The place is styled like an old-fashioned hunting lodge. You enter into a huge wooden-beamed room with a small bar on your right, the reception desk straight ahead, several couches, and lots of tables and chairs. On each side of the great room are enormous fireplaces. Each iron chimney hangs from the ceiling over a wood-burning platform. Taxidermist's stuffed animals are perched and mounted throughout the hotel. Our room had antique-looking furniture and red- and black-patterned wool curtains and bedspreads.

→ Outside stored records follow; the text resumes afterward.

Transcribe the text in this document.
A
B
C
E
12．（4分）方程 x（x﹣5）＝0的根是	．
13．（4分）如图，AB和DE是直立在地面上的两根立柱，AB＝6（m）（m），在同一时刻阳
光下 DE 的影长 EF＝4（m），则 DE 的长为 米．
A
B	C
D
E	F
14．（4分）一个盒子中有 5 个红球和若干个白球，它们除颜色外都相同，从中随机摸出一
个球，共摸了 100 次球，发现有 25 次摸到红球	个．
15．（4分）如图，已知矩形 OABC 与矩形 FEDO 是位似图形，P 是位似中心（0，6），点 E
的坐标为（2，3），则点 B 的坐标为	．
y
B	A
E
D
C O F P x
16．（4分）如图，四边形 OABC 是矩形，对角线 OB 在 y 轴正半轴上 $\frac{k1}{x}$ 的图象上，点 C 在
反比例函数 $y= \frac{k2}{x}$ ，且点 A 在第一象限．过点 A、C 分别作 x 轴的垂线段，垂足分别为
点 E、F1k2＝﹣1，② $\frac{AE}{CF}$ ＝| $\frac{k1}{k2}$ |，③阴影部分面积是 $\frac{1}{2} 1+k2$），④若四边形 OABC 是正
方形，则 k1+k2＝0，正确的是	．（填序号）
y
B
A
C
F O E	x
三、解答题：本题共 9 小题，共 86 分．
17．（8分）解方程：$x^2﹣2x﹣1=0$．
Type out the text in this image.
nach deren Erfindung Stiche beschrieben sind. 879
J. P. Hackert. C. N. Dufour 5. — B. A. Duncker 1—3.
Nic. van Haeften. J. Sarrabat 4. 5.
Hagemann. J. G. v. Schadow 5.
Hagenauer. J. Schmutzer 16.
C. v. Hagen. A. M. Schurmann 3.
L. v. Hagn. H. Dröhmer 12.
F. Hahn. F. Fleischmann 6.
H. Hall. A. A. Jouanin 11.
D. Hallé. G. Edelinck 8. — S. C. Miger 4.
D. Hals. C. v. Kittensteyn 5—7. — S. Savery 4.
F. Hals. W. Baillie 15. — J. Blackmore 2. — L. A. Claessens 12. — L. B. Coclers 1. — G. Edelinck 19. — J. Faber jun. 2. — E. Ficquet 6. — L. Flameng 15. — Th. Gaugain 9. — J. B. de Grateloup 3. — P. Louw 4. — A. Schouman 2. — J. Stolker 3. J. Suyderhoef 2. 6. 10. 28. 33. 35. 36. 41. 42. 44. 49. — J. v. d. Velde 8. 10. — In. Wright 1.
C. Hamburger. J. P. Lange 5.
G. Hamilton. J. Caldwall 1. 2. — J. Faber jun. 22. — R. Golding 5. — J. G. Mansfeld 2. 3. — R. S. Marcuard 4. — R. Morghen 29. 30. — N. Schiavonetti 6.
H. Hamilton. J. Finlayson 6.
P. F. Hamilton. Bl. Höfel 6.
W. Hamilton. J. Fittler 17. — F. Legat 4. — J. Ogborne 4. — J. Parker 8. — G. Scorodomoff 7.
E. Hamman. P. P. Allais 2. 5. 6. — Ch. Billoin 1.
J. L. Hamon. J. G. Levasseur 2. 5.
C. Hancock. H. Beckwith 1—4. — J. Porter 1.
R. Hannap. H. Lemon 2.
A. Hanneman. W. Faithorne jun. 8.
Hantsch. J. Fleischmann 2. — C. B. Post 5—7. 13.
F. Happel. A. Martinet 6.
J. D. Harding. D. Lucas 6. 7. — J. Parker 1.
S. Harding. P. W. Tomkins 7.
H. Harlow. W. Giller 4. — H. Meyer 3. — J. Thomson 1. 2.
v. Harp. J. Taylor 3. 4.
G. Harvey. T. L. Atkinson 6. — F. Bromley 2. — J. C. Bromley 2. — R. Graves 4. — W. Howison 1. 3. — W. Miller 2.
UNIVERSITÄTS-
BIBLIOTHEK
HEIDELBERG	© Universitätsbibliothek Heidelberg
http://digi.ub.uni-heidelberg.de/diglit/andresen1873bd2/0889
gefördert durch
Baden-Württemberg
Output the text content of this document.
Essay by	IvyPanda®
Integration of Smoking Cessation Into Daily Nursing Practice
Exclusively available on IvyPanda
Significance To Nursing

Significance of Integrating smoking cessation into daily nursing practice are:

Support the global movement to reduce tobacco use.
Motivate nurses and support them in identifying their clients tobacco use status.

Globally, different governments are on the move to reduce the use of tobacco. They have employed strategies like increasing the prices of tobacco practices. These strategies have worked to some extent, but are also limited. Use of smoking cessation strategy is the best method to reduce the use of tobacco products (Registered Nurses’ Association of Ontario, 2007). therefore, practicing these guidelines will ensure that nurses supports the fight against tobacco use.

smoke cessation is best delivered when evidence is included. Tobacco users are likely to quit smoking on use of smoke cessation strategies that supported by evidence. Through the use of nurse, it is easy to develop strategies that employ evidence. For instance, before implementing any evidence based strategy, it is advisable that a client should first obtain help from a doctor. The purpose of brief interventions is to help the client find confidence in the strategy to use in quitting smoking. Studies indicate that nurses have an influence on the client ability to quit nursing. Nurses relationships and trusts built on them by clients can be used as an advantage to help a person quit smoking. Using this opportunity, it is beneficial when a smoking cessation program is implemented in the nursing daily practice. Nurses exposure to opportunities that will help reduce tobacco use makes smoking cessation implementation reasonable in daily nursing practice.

I was extremely curious about the history of the place--seen from the road above we thought it was a bunch of abandoned buildings. The weekend receptionist happened to be from the neighboring and tiny village of Pitarque and told us quite a bit. She explained that what is now the hotel had first opened in 1789 as the first banknote paper factory in Spain. Later it was a successful textile factory, among whose buildings included a church and a school for employee's children. In the post-Spanish Civil War era, the factory ceased production as bands of robbers roamed the countryside and robbed the factory's goods. This was accompanied by a general flight of people from the mountains of the Maestrazgo to the cities. The towns in the area became shadows of what they once were.

In those years, some entrepreneur took interest in those abandoned factory buildings and the clean waters of the Río Pitarque to establish the Hostal de la Trucha there around 1970. Together with the Pitarque-fed fish farm that sends kilos and kilos of trout to Zaragoza daily, I imagine the hotel owners don't do too badly for themselves.

In addition to getting some nice hikes in (the area is full of beautiful, well-marked trails and breathtaking scenery, like the Organos de Montoro, seen below), Alex and I visited a tiny town that the woman in Pitarque's tourist office had recommended. The town, Montoro de la Mezquita, has ten inhabitants. We got out of the car to look around and encountered virtually complete silence. A boy played with a ball in the street; we could see two men tending to their fields below town. On the way out, however, we noticed that a municipal bus stop.

We asked Inma, the receptionist at la Trucha, about Montoro and she explained that the population has gotten so low that Villarluengo had to adopt the town. The public bus stops in Montoro twice weekly. Oddly enough, but perhaps because it has such a tranquil and removed setting high at the head of a valley, it is home to two casas rurales (similar to country bed-and-breakfasts), which probably more than double the town's population when they're busy.

Inma herself went to school in Pitarque until secondary school, when she had to go to Teruel capital. Of the school in Pitarque, she told me, "It won't last even five more years. It will disappear."

The schools and inhabitants may continue to disappear, but the tourism infrastructure appears to be alive and well.